Jane cherche une situation

(Jane in search of a job)

Jane Cleveland feuilleta les pages du Daily Leader et soupira profondément. Elle jeta un regard de dégoût au guéridon de marbre, à l’œuf poché, au toast et au petit pot de thé. Non qu’elle fût sans appétit. Elle mourait de faim et se sentait de taille à avaler une livre et demie de bifteck avec des pommes de terre frites et des haricots verts. Le tout arrosé d’une boisson plus enivrante que du thé.

Mais les jeunes personnes dont les finances sont au plus bas n’ont pas le choix. Jane s’estimait heureuse de pouvoir s’offrir un œuf poché. Le pourrait-elle encore demain ? C’était bien improbable…

Elle reporta de nouveau son attention sur la page des petites annonces du Daily Leader. Jane était sans emploi et sa situation devenait embarrassante. Déjà, l’aimable dame qui présidait aux destinées de l’humble pension de famille où elle avait élu domicile commençait à la regarder de travers.

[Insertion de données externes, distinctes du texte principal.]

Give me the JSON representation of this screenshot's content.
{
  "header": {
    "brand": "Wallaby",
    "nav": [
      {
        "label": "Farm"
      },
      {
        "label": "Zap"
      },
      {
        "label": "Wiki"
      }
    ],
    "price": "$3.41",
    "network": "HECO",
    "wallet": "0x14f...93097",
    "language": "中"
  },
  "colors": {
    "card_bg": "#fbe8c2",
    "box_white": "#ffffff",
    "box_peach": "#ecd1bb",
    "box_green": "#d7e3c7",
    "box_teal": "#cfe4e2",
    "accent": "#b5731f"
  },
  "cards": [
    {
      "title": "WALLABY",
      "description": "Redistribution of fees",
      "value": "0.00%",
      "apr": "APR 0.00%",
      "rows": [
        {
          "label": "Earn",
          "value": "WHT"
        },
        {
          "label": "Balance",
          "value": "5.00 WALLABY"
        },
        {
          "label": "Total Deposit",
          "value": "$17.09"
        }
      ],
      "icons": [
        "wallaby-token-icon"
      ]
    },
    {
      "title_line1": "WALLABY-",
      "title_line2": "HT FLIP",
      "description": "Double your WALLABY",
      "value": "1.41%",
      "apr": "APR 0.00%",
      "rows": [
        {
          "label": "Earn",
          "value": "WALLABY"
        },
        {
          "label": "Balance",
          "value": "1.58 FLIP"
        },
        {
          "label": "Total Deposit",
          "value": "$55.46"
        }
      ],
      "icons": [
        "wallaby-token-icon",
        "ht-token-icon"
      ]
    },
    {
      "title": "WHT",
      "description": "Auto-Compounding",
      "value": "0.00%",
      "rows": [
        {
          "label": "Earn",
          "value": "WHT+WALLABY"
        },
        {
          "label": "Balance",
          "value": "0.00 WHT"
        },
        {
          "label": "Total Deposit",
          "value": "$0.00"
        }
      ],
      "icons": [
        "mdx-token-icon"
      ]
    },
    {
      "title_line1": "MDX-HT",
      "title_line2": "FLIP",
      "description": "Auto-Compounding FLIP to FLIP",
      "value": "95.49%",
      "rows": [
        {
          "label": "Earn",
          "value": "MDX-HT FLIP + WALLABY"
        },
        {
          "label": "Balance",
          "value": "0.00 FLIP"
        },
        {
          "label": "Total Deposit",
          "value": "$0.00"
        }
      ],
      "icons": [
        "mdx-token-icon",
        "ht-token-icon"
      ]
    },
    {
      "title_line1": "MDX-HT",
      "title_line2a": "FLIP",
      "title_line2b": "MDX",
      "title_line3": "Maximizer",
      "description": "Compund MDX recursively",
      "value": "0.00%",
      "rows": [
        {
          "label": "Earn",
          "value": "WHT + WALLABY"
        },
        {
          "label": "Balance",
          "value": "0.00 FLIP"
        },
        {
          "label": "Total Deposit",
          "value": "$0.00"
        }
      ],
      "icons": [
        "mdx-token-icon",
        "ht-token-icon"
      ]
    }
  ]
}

« Et pourtant, se dit-elle, avançant le menton d’un air indigné – ce qui était une habitude chez elle –, je suis intelligente, jolie et bien élevée. Que veut-on de plus ? »

À en croire le journal, on désirait surtout des dactylos de grande expérience, des directeurs commerciaux disposant de capitaux, des dames désireuses de partager les bénéfices produits par l’élevage de volailles (moyennant également un certain capital) et d’innombrables cuisinières, bonnes à tout faire et femmes de chambre.

« Je ne verrais aucun inconvénient à devenir femme de chambre. Mais, là encore, on ne m’acceptera pas sans expérience. Quant aux jeunes-filles-de-bonne-volonté, on ne les paye pas ! »

Elle poussa un nouveau soupir, abandonna le journal et attaqua son œuf avec toute la vigueur de la saine jeunesse.

La dernière bouchée avalée, elle reprit le Daily Leader et se plongea dans la colonne réservée aux messages de détresse.

Deux mille livres, et tout aurait été si simple ! Elle trouva au moins sept occasions exceptionnelles assurant chacune au moins trois mille livres par an de revenu.

« Si je les avais, je ne m’en déferais pas facilement », songea la jeune fille.